Forty-three short SBE-ERCP procedures were performed on 37 patients, with an approach success rate of 100.0% (43/43). The mean time to reach the jejunojejunal anastomosis and target site were 8.0 (6.0-11.0) minutes and 26.0 (16.0-36.0) minutes, respectively. The major challenges for the approach were the cane or S-shaped loop in the jejunojejunal anastomosis or Treitz ligament. The retroflex positioning of a SBE in front of the papilla was achieved in 86.0% (37/43), and the cannulation success rate in patients with an intact papilla was 90.9% (30/33). The initial, overall therapeutic successes, median total procedure time, and adverse event rate were 87.8%, 92.7%, 77.0 (IQR 56-100.5) minutes, and 11.6%, respectively.
Short SBE-ERCP using standardized mechanistic loop resolution strategies is effective and reproducible in patients with R-Y reconstruction after gastrectomy.
ClinicalTrial.gov (NCT04847167).
在胃大部或全切除术后行 Roux-en-Y(R-Y)重建的患者中,内镜逆行胰胆管造影(ERCP)的目标部位内镜进入是一项重大挑战。我们旨在评估使用短型单球囊小肠镜(short SBE)系统的机械性套圈解决策略的可行性、可重复性和安全性。
在 2020 年 2 月至 2022 年 3 月期间,前瞻性纳入了需要 ERCP 的既往 R-Y 胃切除术的连续患者。
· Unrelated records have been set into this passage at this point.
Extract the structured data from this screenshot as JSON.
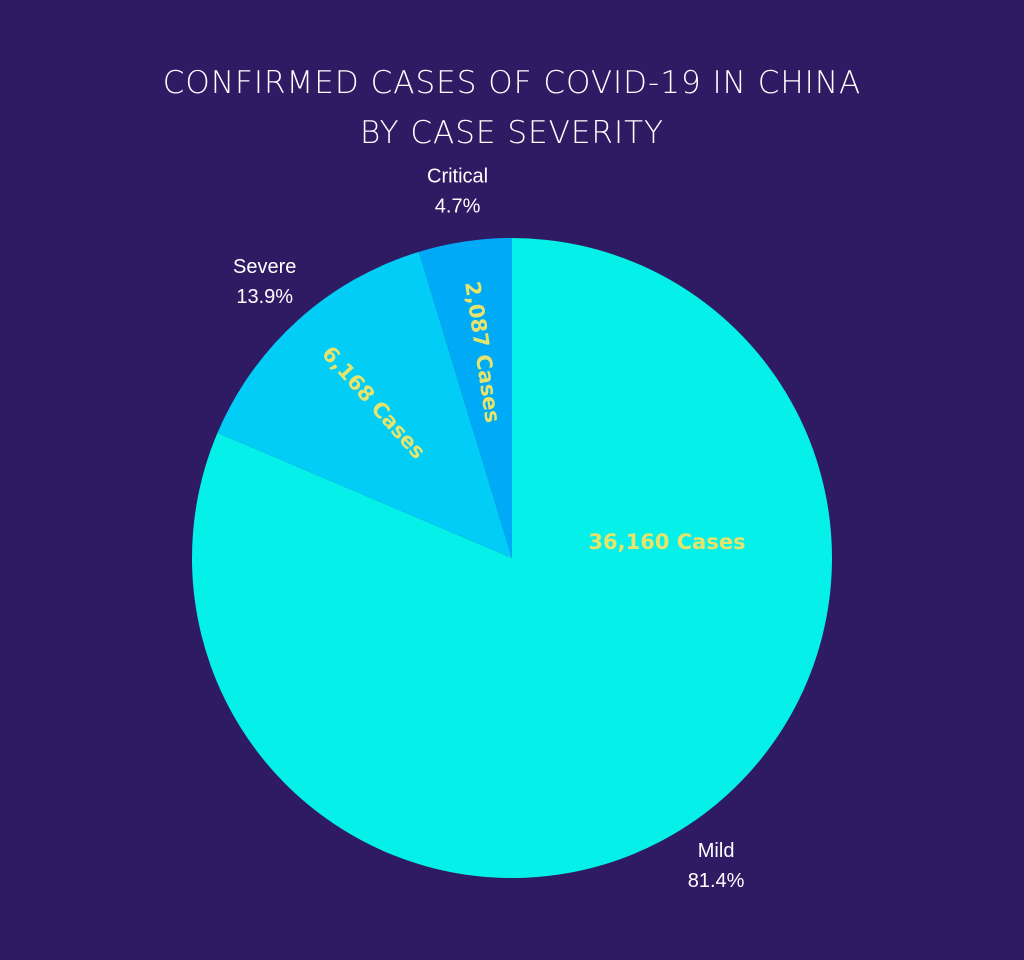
{
  "chart_data": {
    "type": "pie",
    "title": "CONFIRMED CASES OF COVID-19 IN CHINA BY CASE SEVERITY",
    "categories": [
      "Mild",
      "Severe",
      "Critical"
    ],
    "values": [
      81.4,
      13.9,
      4.7
    ],
    "value_labels": [
      "81.4%",
      "13.9%",
      "4.7%"
    ],
    "counts": [
      36160,
      6168,
      2087
    ],
    "count_labels": [
      "36,160 Cases",
      "6,168 Cases",
      "2,087 Cases"
    ],
    "colors": [
      "#05f0e8",
      "#02cdf7",
      "#00aaf6"
    ]
  }
}
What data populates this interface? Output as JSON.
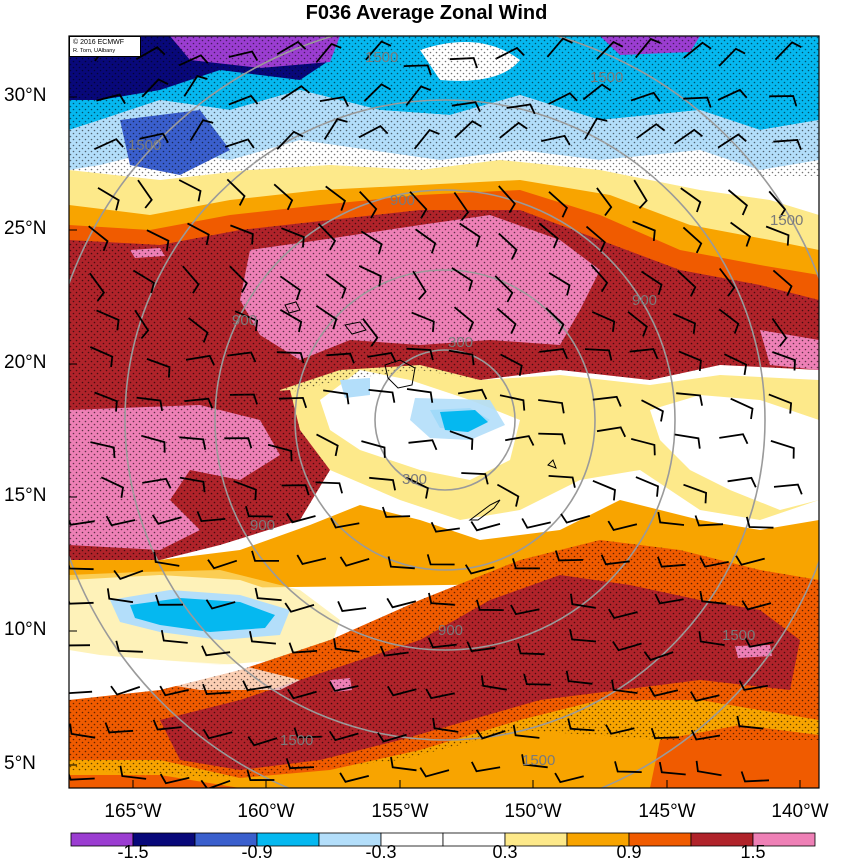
{
  "title": "F036 Average Zonal Wind",
  "credit": {
    "line1": "© 2016 ECMWF",
    "line2": "R. Torn, UAlbany"
  },
  "lat_labels": [
    "30°N",
    "25°N",
    "20°N",
    "15°N",
    "10°N",
    "5°N"
  ],
  "lon_labels": [
    "165°W",
    "160°W",
    "155°W",
    "150°W",
    "145°W",
    "140°W"
  ],
  "contour_labels": [
    "300",
    "300",
    "900",
    "900",
    "900",
    "900",
    "900",
    "1500",
    "1500",
    "1500",
    "1500",
    "1500",
    "1500",
    "1500"
  ],
  "colorbar": {
    "colors": [
      "#9b3dd1",
      "#08087a",
      "#3a5fcd",
      "#05b8f0",
      "#b3defa",
      "#ffffff",
      "#ffffff",
      "#fde98a",
      "#f8a400",
      "#f05b00",
      "#b0232a",
      "#ee80b6"
    ],
    "tick_labels": [
      "-1.5",
      "-0.9",
      "-0.3",
      "0.3",
      "0.9",
      "1.5"
    ]
  },
  "fill_colors": {
    "pink": "#ee80b6",
    "darkred": "#b0232a",
    "orange": "#f05b00",
    "amber": "#f8a400",
    "yellow": "#fde98a",
    "white": "#ffffff",
    "lightblue": "#b3defa",
    "cyan": "#05b8f0",
    "blue": "#3a5fcd",
    "navy": "#08087a",
    "purple": "#9b3dd1"
  }
}
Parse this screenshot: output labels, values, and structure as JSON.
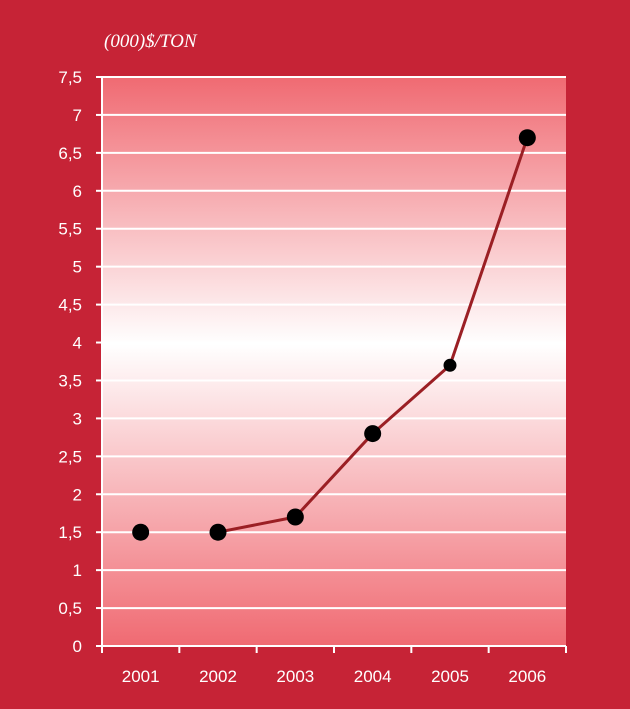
{
  "chart_data": {
    "type": "line",
    "title": "",
    "unit_label": "(000)$/TON",
    "xlabel": "",
    "ylabel": "",
    "categories": [
      "2001",
      "2002",
      "2003",
      "2004",
      "2005",
      "2006"
    ],
    "series": [
      {
        "values": [
          1.5,
          1.5,
          1.7,
          2.8,
          3.7,
          6.7
        ]
      }
    ],
    "ylim": [
      0,
      7.5
    ],
    "yticks": [
      "0",
      "0,5",
      "1",
      "1,5",
      "2",
      "2,5",
      "3",
      "3,5",
      "4",
      "4,5",
      "5",
      "5,5",
      "6",
      "6,5",
      "7",
      "7,5"
    ],
    "grid": true,
    "legend": "none",
    "colors": {
      "background": "#c62336",
      "plot_edge": "#f06a72",
      "plot_center": "#ffffff",
      "line": "#9b1f24",
      "marker": "#000000",
      "grid": "#ffffff",
      "text": "#ffffff"
    }
  }
}
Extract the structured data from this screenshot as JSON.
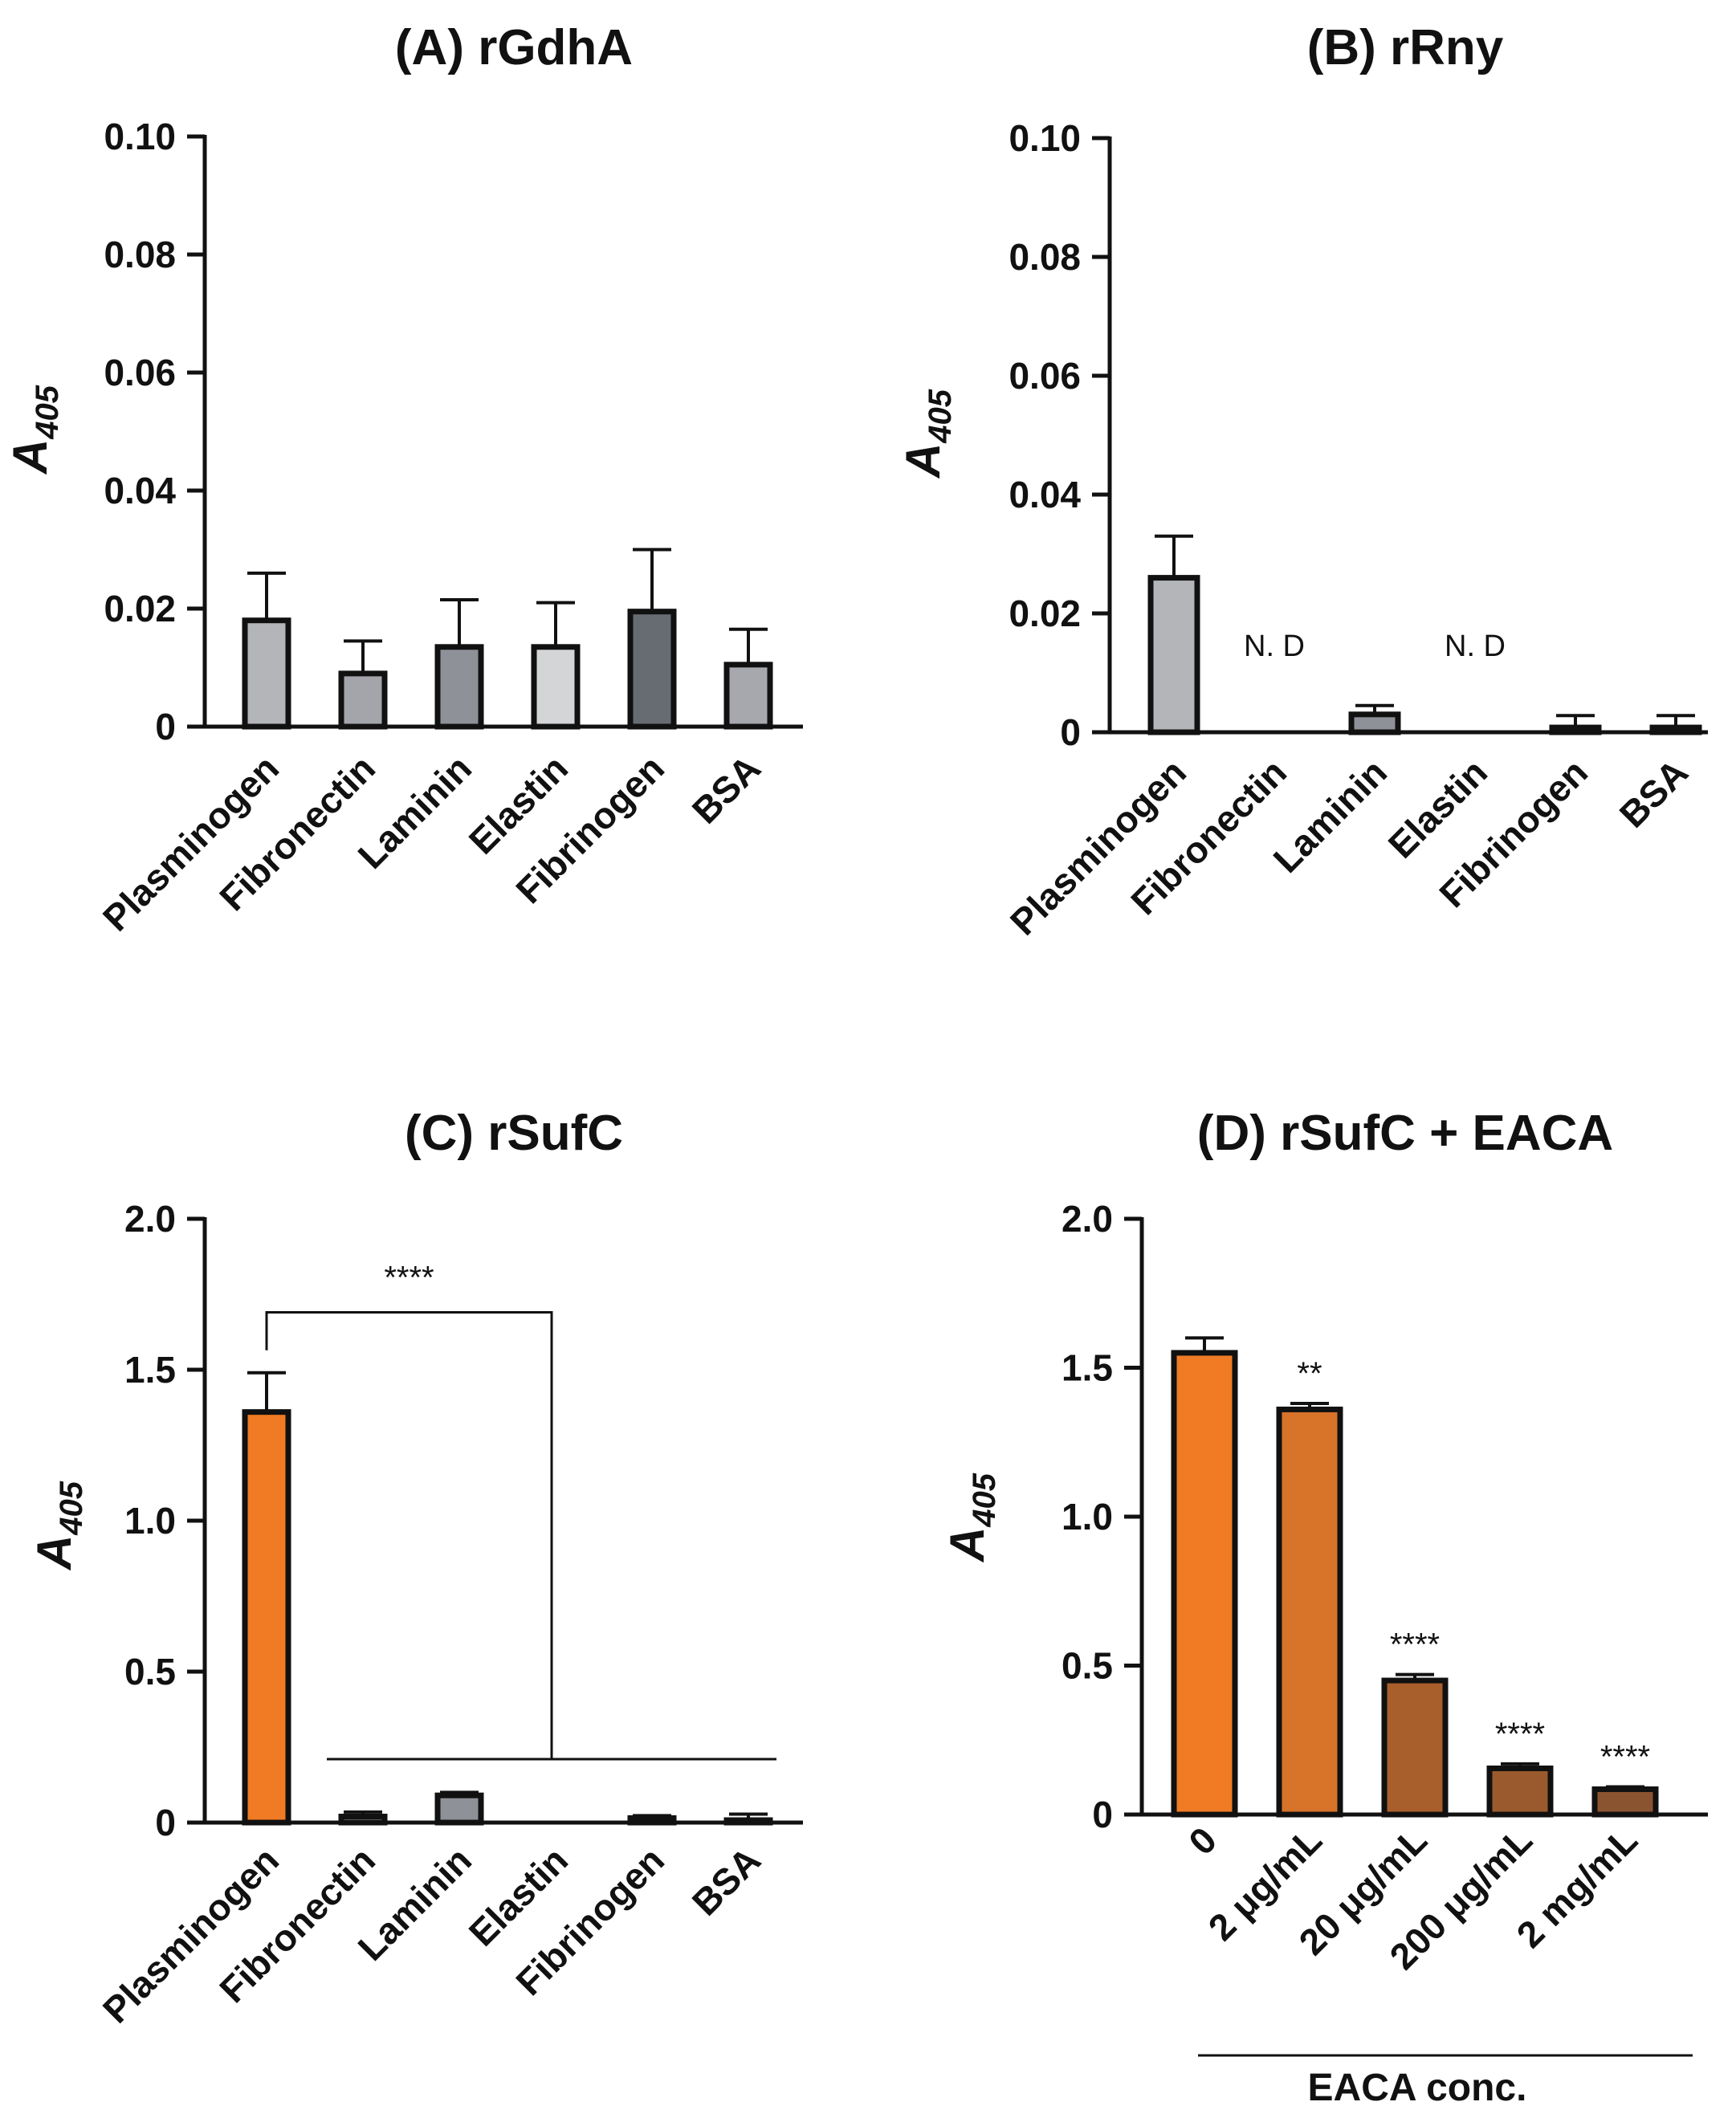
{
  "chart_data": [
    {
      "id": "A",
      "type": "bar",
      "title": "(A) rGdhA",
      "ylabel": "A",
      "ylabel_sub": "405",
      "xlabel": "",
      "ylim": [
        0,
        0.1
      ],
      "yticks": [
        0,
        0.02,
        0.04,
        0.06,
        0.08,
        0.1
      ],
      "ytick_labels": [
        "0",
        "0.02",
        "0.04",
        "0.06",
        "0.08",
        "0.10"
      ],
      "categories": [
        "Plasminogen",
        "Fibronectin",
        "Laminin",
        "Elastin",
        "Fibrinogen",
        "BSA"
      ],
      "values": [
        0.018,
        0.009,
        0.0135,
        0.0135,
        0.0195,
        0.0105
      ],
      "errors": [
        0.008,
        0.0055,
        0.008,
        0.0075,
        0.0105,
        0.006
      ],
      "colors": [
        "#b3b5b9",
        "#a3a5ab",
        "#8e9197",
        "#d4d5d7",
        "#676b72",
        "#a6a8ad"
      ],
      "annotations": [],
      "significance": []
    },
    {
      "id": "B",
      "type": "bar",
      "title": "(B) rRny",
      "ylabel": "A",
      "ylabel_sub": "405",
      "xlabel": "",
      "ylim": [
        0,
        0.1
      ],
      "yticks": [
        0,
        0.02,
        0.04,
        0.06,
        0.08,
        0.1
      ],
      "ytick_labels": [
        "0",
        "0.02",
        "0.04",
        "0.06",
        "0.08",
        "0.10"
      ],
      "categories": [
        "Plasminogen",
        "Fibronectin",
        "Laminin",
        "Elastin",
        "Fibrinogen",
        "BSA"
      ],
      "values": [
        0.026,
        0,
        0.003,
        0,
        0.0008,
        0.0008
      ],
      "errors": [
        0.007,
        0,
        0.0015,
        0,
        0.002,
        0.002
      ],
      "colors": [
        "#b3b5b9",
        "#a3a5ab",
        "#8e9197",
        "#d4d5d7",
        "#676b72",
        "#a6a8ad"
      ],
      "annotations": [
        {
          "category_index": 1,
          "text": "N. D"
        },
        {
          "category_index": 3,
          "text": "N. D"
        }
      ],
      "significance": []
    },
    {
      "id": "C",
      "type": "bar",
      "title": "(C) rSufC",
      "ylabel": "A",
      "ylabel_sub": "405",
      "xlabel": "",
      "ylim": [
        0,
        2.0
      ],
      "yticks": [
        0,
        0.5,
        1.0,
        1.5,
        2.0
      ],
      "ytick_labels": [
        "0",
        "0.5",
        "1.0",
        "1.5",
        "2.0"
      ],
      "categories": [
        "Plasminogen",
        "Fibronectin",
        "Laminin",
        "Elastin",
        "Fibrinogen",
        "BSA"
      ],
      "values": [
        1.36,
        0.02,
        0.09,
        0,
        0.015,
        0.008
      ],
      "errors": [
        0.13,
        0.015,
        0.01,
        0,
        0.008,
        0.02
      ],
      "colors": [
        "#f07b24",
        "#a3a5ab",
        "#8e9197",
        "#d4d5d7",
        "#676b72",
        "#a6a8ad"
      ],
      "annotations": [],
      "significance": [
        {
          "text": "****",
          "from_index": 0,
          "to_range": [
            1,
            5
          ],
          "bracket_y": 1.69,
          "group_line_y": 0.21
        }
      ]
    },
    {
      "id": "D",
      "type": "bar",
      "title": "(D) rSufC + EACA",
      "ylabel": "A",
      "ylabel_sub": "405",
      "xlabel": "EACA conc.",
      "ylim": [
        0,
        2.0
      ],
      "yticks": [
        0,
        0.5,
        1.0,
        1.5,
        2.0
      ],
      "ytick_labels": [
        "0",
        "0.5",
        "1.0",
        "1.5",
        "2.0"
      ],
      "categories": [
        "0",
        "2 μg/mL",
        "20 μg/mL",
        "200 μg/mL",
        "2 mg/mL"
      ],
      "values": [
        1.55,
        1.36,
        0.45,
        0.155,
        0.085
      ],
      "errors": [
        0.05,
        0.02,
        0.02,
        0.015,
        0.008
      ],
      "colors": [
        "#f07b24",
        "#d8732a",
        "#a95f2c",
        "#9b5a2e",
        "#8b5430"
      ],
      "annotations": [
        {
          "category_index": 1,
          "text": "**"
        },
        {
          "category_index": 2,
          "text": "****"
        },
        {
          "category_index": 3,
          "text": "****"
        },
        {
          "category_index": 4,
          "text": "****"
        }
      ],
      "significance": []
    }
  ]
}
在 SBE 入路过程中,对二维套圈、三维旋转套圈和形成手杖或 S 形的套圈,应用了不同的机械性套圈解决策略。
在 37 名患者中进行了 43 例短 SBE-ERCP 操作,入路成功率为 100.0%(43/43)。到达空肠空肠吻合口和目标部位的平均时间分别为 8.0(6.0-11.0)分钟和 26.0(16.0-36.0)分钟。入路的主要挑战是空肠空肠吻合口或Treitz 韧带处的手杖或 S 形套圈。SBE 在乳头前的反转定位在 86.0%(43/43)的患者中实现,在有完整乳头的患者中,插管成功率为 90.9%(30/33)。初始、总体治疗成功率、中位总操作时间和不良事件发生率分别为 87.8%、92.7%、77.0(IQR 56-100.5)分钟和 11.6%。
在胃大部或全切除术后行 R-Y 重建的患者中,使用标准化机械性套圈解决策略的短 SBE-ERCP 是有效且可重复的。
ClinicalTrials.gov(NCT04847167)。